According to U.N. data, in 2016 many of the approximately 200,000 displaced people who did return home did so because they could not afford living in government-controlled areas. For many, their savings had dried up and they could not find sustainable livelihoods. Some went back because fighting had subsided.
Theater director Ms. Menshykova has no plans to return to Crimea.
She says she’s attained everything she ever wanted in Lviv. Her wishes have become more modest after having co-founded her theater.

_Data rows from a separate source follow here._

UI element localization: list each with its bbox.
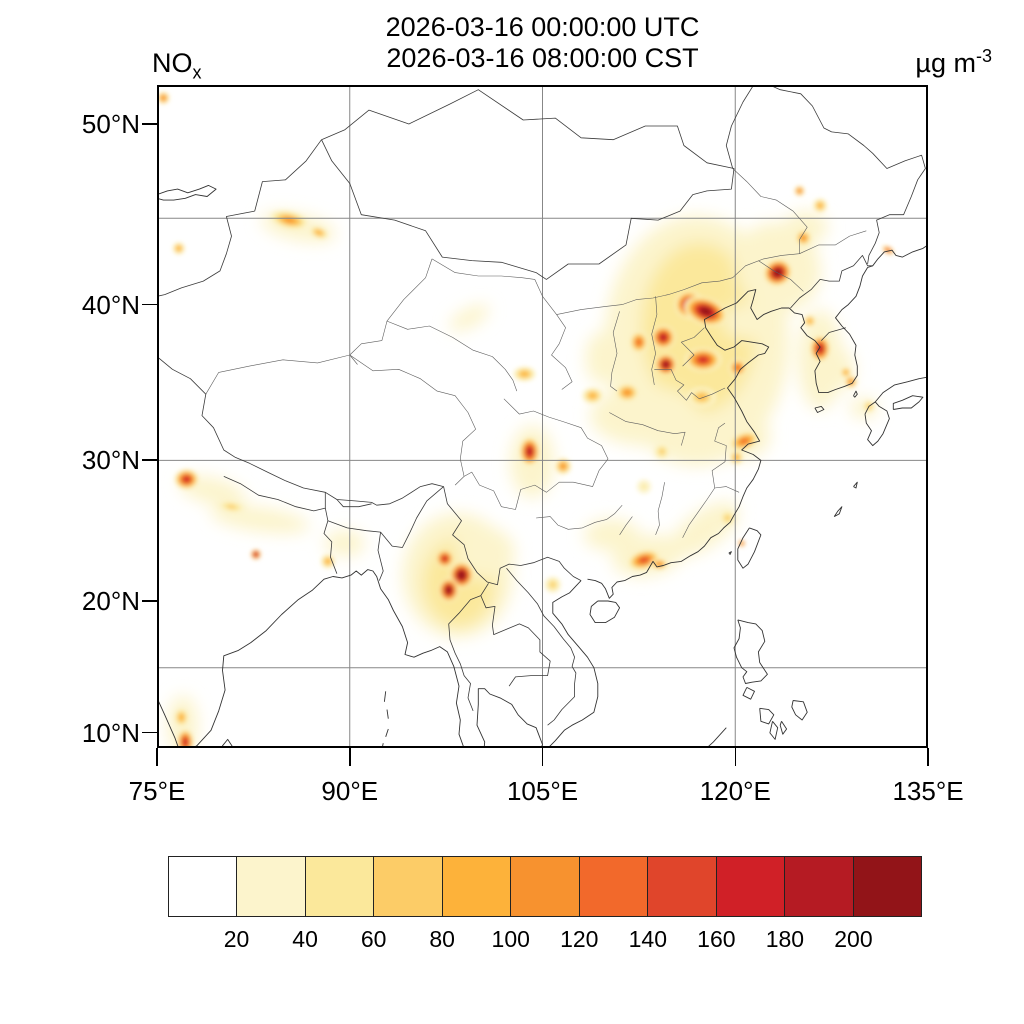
colorbar-cell <box>374 857 443 916</box>
y-axis-label: 20°N <box>81 586 140 616</box>
colorbar-tick-label: 180 <box>765 926 805 952</box>
title-line-utc: 2026-03-16 00:00:00 UTC <box>385 12 700 42</box>
colorbar <box>168 856 922 917</box>
concentration-halos <box>167 211 878 748</box>
colorbar-cell <box>237 857 306 916</box>
colorbar-tick-label: 200 <box>834 926 873 952</box>
colorbar-tick-label: 140 <box>628 926 667 952</box>
y-axis-label: 30°N <box>81 445 140 476</box>
species-subscript: x <box>192 62 202 83</box>
x-tick <box>734 748 736 766</box>
x-axis-label: 75°E <box>128 776 186 806</box>
concentration-hotspots <box>157 91 895 748</box>
colorbar-cell <box>511 857 580 916</box>
x-tick <box>349 748 351 766</box>
colorbar-cell <box>716 857 786 916</box>
colorbar-tick-label: 160 <box>697 926 736 952</box>
units-label: µg m-3 <box>915 46 992 78</box>
colorbar-tick-label: 100 <box>491 926 530 952</box>
colorbar-tick-label: 60 <box>360 926 387 952</box>
colorbar-cell <box>853 857 921 916</box>
map-panel <box>157 85 928 748</box>
x-axis-label: 120°E <box>699 776 771 806</box>
title-line-cst: 2026-03-16 08:00:00 CST <box>386 43 699 73</box>
colorbar-cell <box>169 857 238 916</box>
y-tick <box>142 303 157 306</box>
units-superscript: -3 <box>975 46 992 66</box>
x-tick <box>156 748 158 766</box>
x-axis-label: 135°E <box>892 776 964 806</box>
country-borders <box>157 85 926 726</box>
plot-title: 2026-03-16 00:00:00 UTC 2026-03-16 08:00… <box>157 12 928 74</box>
colorbar-cell <box>785 857 854 916</box>
y-tick <box>142 600 157 602</box>
coastlines <box>157 244 928 748</box>
graticule <box>157 85 928 748</box>
map-frame <box>157 85 928 748</box>
island-outlines <box>157 184 924 748</box>
colorbar-cell <box>305 857 375 916</box>
colorbar-labels: 20 40 60 80 100 120 140 160 180 200 <box>168 926 922 956</box>
colorbar-tick-label: 20 <box>223 926 250 952</box>
y-tick <box>142 731 157 734</box>
species-label: NOx <box>152 48 202 83</box>
x-axis-label: 105°E <box>506 776 579 806</box>
colorbar-cell <box>442 857 512 916</box>
province-borders <box>205 168 867 538</box>
y-axis-label: 50°N <box>81 109 140 139</box>
colorbar-cell <box>579 857 649 916</box>
colorbar-tick-label: 80 <box>429 926 455 952</box>
map-canvas <box>157 85 928 748</box>
x-axis-label: 90°E <box>321 776 379 806</box>
y-axis-label: 40°N <box>81 289 140 320</box>
x-tick <box>541 748 544 766</box>
colorbar-tick-label: 40 <box>292 926 318 952</box>
x-tick <box>927 748 929 766</box>
colorbar-tick-label: 120 <box>560 926 599 952</box>
y-tick <box>142 459 157 461</box>
y-axis-label: 10°N <box>81 717 140 748</box>
colorbar-cell <box>648 857 717 916</box>
y-tick <box>142 123 157 125</box>
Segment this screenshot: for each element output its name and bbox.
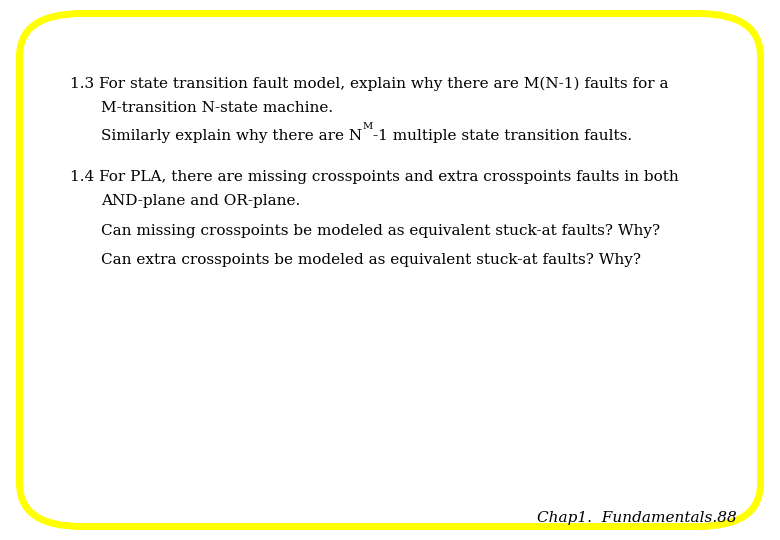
Text: Similarly explain why there are N: Similarly explain why there are N <box>101 129 363 143</box>
FancyBboxPatch shape <box>20 14 760 526</box>
Text: AND-plane and OR-plane.: AND-plane and OR-plane. <box>101 194 300 208</box>
Text: M: M <box>363 122 373 131</box>
Text: -1 multiple state transition faults.: -1 multiple state transition faults. <box>373 129 632 143</box>
Text: M-transition N-state machine.: M-transition N-state machine. <box>101 101 334 115</box>
Text: Can extra crosspoints be modeled as equivalent stuck-at faults? Why?: Can extra crosspoints be modeled as equi… <box>101 253 641 267</box>
Text: 1.4 For PLA, there are missing crosspoints and extra crosspoints faults in both: 1.4 For PLA, there are missing crosspoin… <box>70 170 679 184</box>
Text: 1.3 For state transition fault model, explain why there are M(N-1) faults for a: 1.3 For state transition fault model, ex… <box>70 77 668 91</box>
Text: Can missing crosspoints be modeled as equivalent stuck-at faults? Why?: Can missing crosspoints be modeled as eq… <box>101 224 661 238</box>
Text: Chap1.  Fundamentals.88: Chap1. Fundamentals.88 <box>537 511 737 525</box>
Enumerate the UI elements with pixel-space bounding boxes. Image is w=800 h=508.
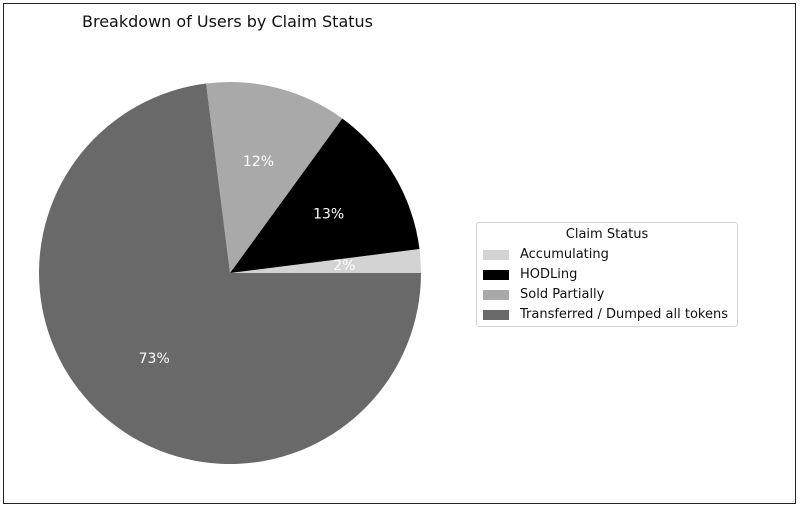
legend-label-accumulating: Accumulating: [520, 247, 609, 262]
legend-title: Claim Status: [565, 227, 649, 242]
pie-slice-transferred-dumped: [39, 83, 421, 465]
pie-label-hodling: 13%: [313, 207, 344, 223]
legend-swatch-accumulating: [483, 250, 509, 260]
pie-slice-accumulating: [230, 249, 421, 273]
legend-label-hodling: HODLing: [520, 267, 578, 282]
pie-label-transferred-dumped: 73%: [139, 351, 170, 367]
chart-title: Breakdown of Users by Claim Status: [82, 12, 374, 31]
legend-swatch-sold-partially: [483, 290, 509, 300]
pie-slice-labels: 2% 13% 12% 73%: [139, 154, 356, 367]
legend: Claim Status Accumulating HODLing Sold P…: [476, 222, 738, 327]
pie-slice-sold-partially: [206, 81, 343, 273]
pie-label-accumulating: 2%: [333, 258, 355, 274]
pie-label-sold-partially: 12%: [243, 154, 274, 170]
pie-slice-hodling: [230, 118, 420, 273]
legend-label-transferred-dumped: Transferred / Dumped all tokens: [520, 307, 728, 322]
legend-swatch-hodling: [483, 270, 509, 280]
legend-label-sold-partially: Sold Partially: [520, 287, 605, 302]
legend-swatch-transferred-dumped: [483, 310, 509, 320]
pie-slices: [39, 81, 421, 465]
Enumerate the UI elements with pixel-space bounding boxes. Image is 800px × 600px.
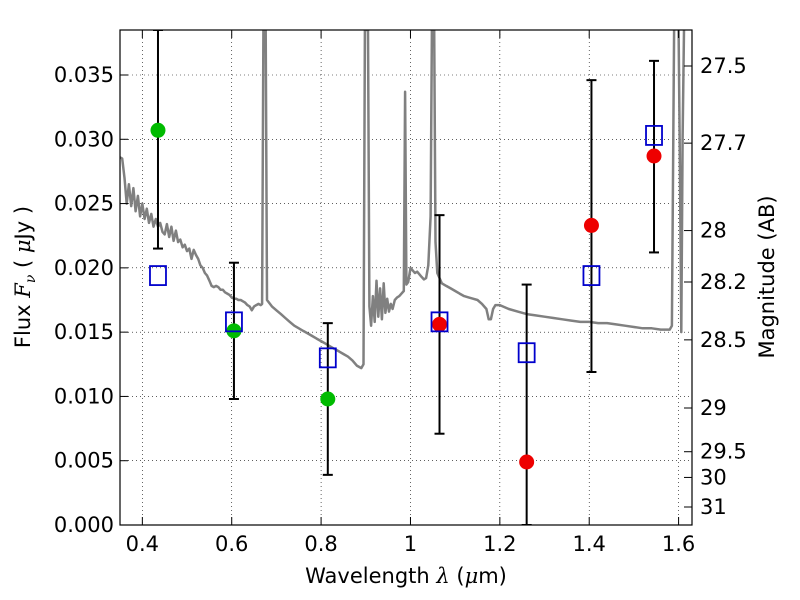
model-flux-square bbox=[517, 342, 536, 364]
y-tick-label: 0.005 bbox=[54, 449, 114, 473]
y2-tick-label: 31 bbox=[700, 495, 727, 519]
y-tick-label: 0.035 bbox=[54, 63, 114, 87]
y2-tick-label: 27.7 bbox=[700, 131, 747, 155]
y2-tick-label: 29.5 bbox=[700, 440, 747, 464]
data-point bbox=[646, 148, 662, 164]
model-flux-square bbox=[318, 347, 337, 369]
x-tick-label: 1.6 bbox=[662, 532, 695, 556]
x-tick-label: 1.4 bbox=[573, 532, 606, 556]
y2-tick-label: 28 bbox=[700, 219, 727, 243]
model-spectrum-line bbox=[677, 30, 686, 334]
axis-ticks: 0.4 0.6 0.8 1 1.2 1.4 1.6 0.000 0.005 0.010 0.015 0… bbox=[54, 30, 747, 556]
model-flux-square bbox=[645, 125, 663, 146]
y-tick-label: 0.030 bbox=[54, 127, 114, 151]
y-tick-label: 0.020 bbox=[54, 256, 114, 280]
x-tick-label: 0.8 bbox=[304, 532, 337, 556]
data-point bbox=[432, 316, 448, 332]
data-point bbox=[150, 122, 166, 138]
model-flux-square bbox=[225, 311, 243, 333]
y-tick-label: 0.000 bbox=[54, 513, 114, 537]
data-markers bbox=[149, 30, 663, 525]
x-tick-label: 1 bbox=[404, 532, 417, 556]
model-flux-square bbox=[149, 265, 167, 286]
model-flux-square bbox=[430, 311, 449, 333]
x-tick-label: 0.6 bbox=[215, 532, 248, 556]
y2-axis-title: Magnitude (AB) bbox=[755, 195, 779, 358]
y-axis-title: Flux Fν ( μJy ) bbox=[11, 206, 39, 348]
data-point bbox=[320, 391, 336, 407]
data-point bbox=[583, 217, 599, 233]
model-flux-square bbox=[582, 265, 601, 286]
y-tick-label: 0.015 bbox=[54, 320, 114, 344]
y2-tick-label: 27.5 bbox=[700, 54, 747, 78]
y-tick-label: 0.010 bbox=[54, 384, 114, 408]
y2-tick-label: 28.5 bbox=[700, 328, 747, 352]
y2-tick-label: 29 bbox=[700, 396, 727, 420]
data-point bbox=[519, 454, 535, 470]
y-tick-label: 0.025 bbox=[54, 192, 114, 216]
plot-frame bbox=[119, 29, 693, 526]
y2-tick-label: 30 bbox=[700, 465, 727, 489]
x-axis-title: Wavelength λ (μm) bbox=[305, 564, 507, 588]
x-tick-label: 1.2 bbox=[483, 532, 516, 556]
y2-tick-label: 28.2 bbox=[700, 270, 747, 294]
x-tick-label: 0.4 bbox=[126, 532, 159, 556]
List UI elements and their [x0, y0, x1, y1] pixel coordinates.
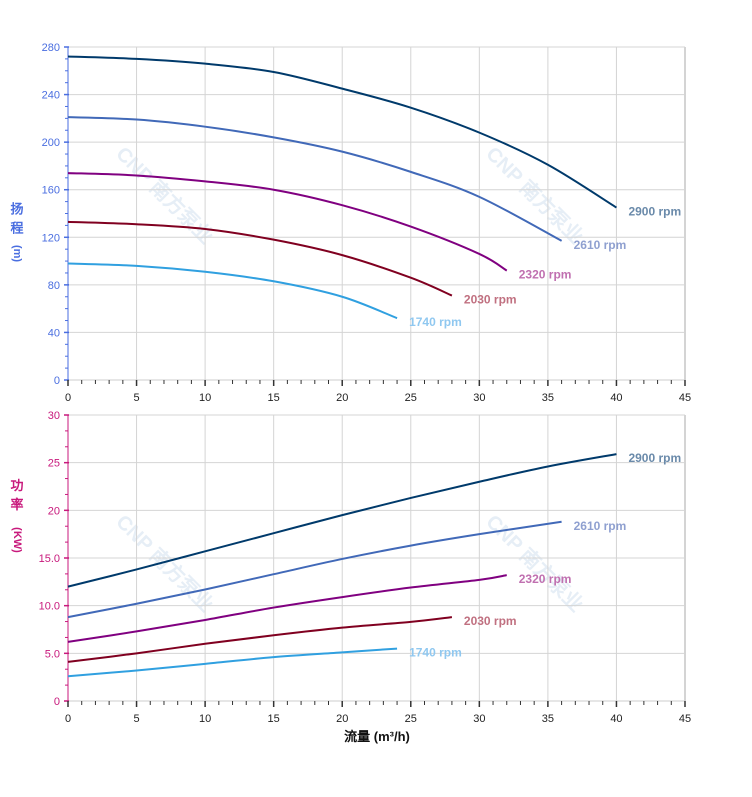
y-tick-label: 80: [48, 280, 60, 292]
series-label: 2030 rpm: [464, 293, 517, 307]
series-line-2900-rpm: [67, 453, 617, 588]
y-tick-label: 280: [42, 42, 60, 54]
x-tick-label: 15: [268, 392, 280, 404]
x-tick-label: 20: [336, 392, 348, 404]
series-line-2320-rpm: [67, 574, 507, 643]
series-line-2320-rpm: [67, 172, 508, 272]
y-tick-label: 30: [48, 410, 60, 422]
series-label: 2610 rpm: [574, 238, 627, 252]
x-tick-label: 30: [473, 713, 485, 725]
y-tick-label: 25: [48, 458, 60, 470]
series-label: 2900 rpm: [628, 451, 681, 465]
y-tick-label: 0: [54, 696, 60, 708]
series-label: 2610 rpm: [574, 519, 627, 533]
x-tick-label: 25: [405, 713, 417, 725]
series-label: 1740 rpm: [409, 315, 462, 329]
y-tick-label: 160: [42, 185, 60, 197]
y-axis-label: 程: [10, 221, 23, 236]
y-tick-label: 10.0: [39, 601, 60, 613]
y-axis-unit: (KW): [11, 527, 23, 553]
series-label: 2900 rpm: [628, 205, 681, 219]
x-tick-label: 40: [610, 392, 622, 404]
x-tick-label: 45: [679, 713, 691, 725]
series-line-2030-rpm: [67, 220, 453, 297]
y-axis-label: 扬: [10, 202, 23, 217]
series-line-2610-rpm: [67, 520, 562, 619]
x-tick-label: 15: [268, 713, 280, 725]
y-tick-label: 120: [42, 232, 60, 244]
series-label: 1740 rpm: [409, 646, 462, 660]
x-tick-label: 35: [542, 392, 554, 404]
series-label: 2320 rpm: [519, 572, 572, 586]
y-tick-label: 15.0: [39, 553, 60, 565]
series-label: 2030 rpm: [464, 614, 517, 628]
y-axis-unit: (m): [11, 245, 23, 262]
series-line-1740-rpm: [67, 262, 398, 320]
x-axis-label: 流量 (m³/h): [344, 729, 410, 744]
y-axis-label: 率: [10, 497, 23, 512]
y-tick-label: 240: [42, 90, 60, 102]
x-tick-label: 35: [542, 713, 554, 725]
x-tick-label: 5: [133, 713, 139, 725]
y-tick-label: 20: [48, 505, 60, 517]
y-tick-label: 5.0: [45, 648, 60, 660]
series-line-2900-rpm: [67, 55, 617, 209]
x-tick-label: 10: [199, 713, 211, 725]
series-label: 2320 rpm: [519, 268, 572, 282]
watermark-logo: CNP 南方泵业: [111, 510, 218, 617]
x-tick-label: 0: [65, 713, 71, 725]
x-tick-label: 5: [133, 392, 139, 404]
y-tick-label: 200: [42, 137, 60, 149]
series-line-1740-rpm: [67, 647, 398, 678]
x-tick-label: 30: [473, 392, 485, 404]
series-line-2610-rpm: [67, 116, 563, 242]
x-tick-label: 25: [405, 392, 417, 404]
x-tick-label: 45: [679, 392, 691, 404]
watermark-logo: CNP 南方泵业: [111, 142, 218, 249]
series-line-2030-rpm: [67, 616, 453, 663]
y-tick-label: 0: [54, 375, 60, 387]
x-tick-label: 20: [336, 713, 348, 725]
x-tick-label: 0: [65, 392, 71, 404]
x-tick-label: 40: [610, 713, 622, 725]
y-axis-label: 功: [10, 478, 23, 493]
x-tick-label: 10: [199, 392, 211, 404]
y-tick-label: 40: [48, 327, 60, 339]
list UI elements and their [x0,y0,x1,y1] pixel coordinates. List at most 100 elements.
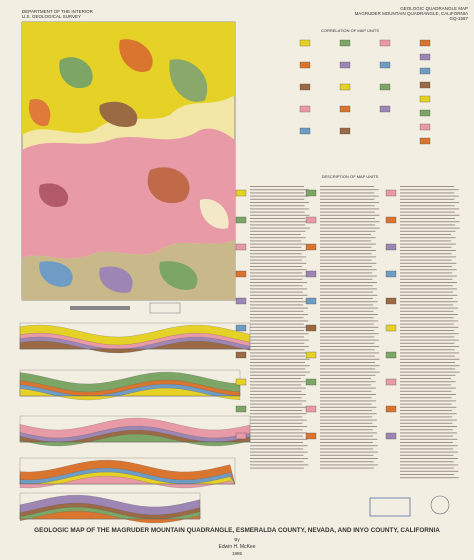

“The wonderful gift I have now, I received from God and my mother,” she says. “I know how to love, and to love in general: nature, train stations at night, music, animals, dumplings, my country and even people. Dreams come true, but you have to carefully formulate them.”
Mark Raczkiewycz is the Kiev correspondent for the New Jersey-based The Ukrainian Weekly. He is the former editor at large of the Kyiv Post in Ukraine, and his work has appeared in the The Financial Times, Bloomberg News, The Irish Times and Jane’s Intelligence.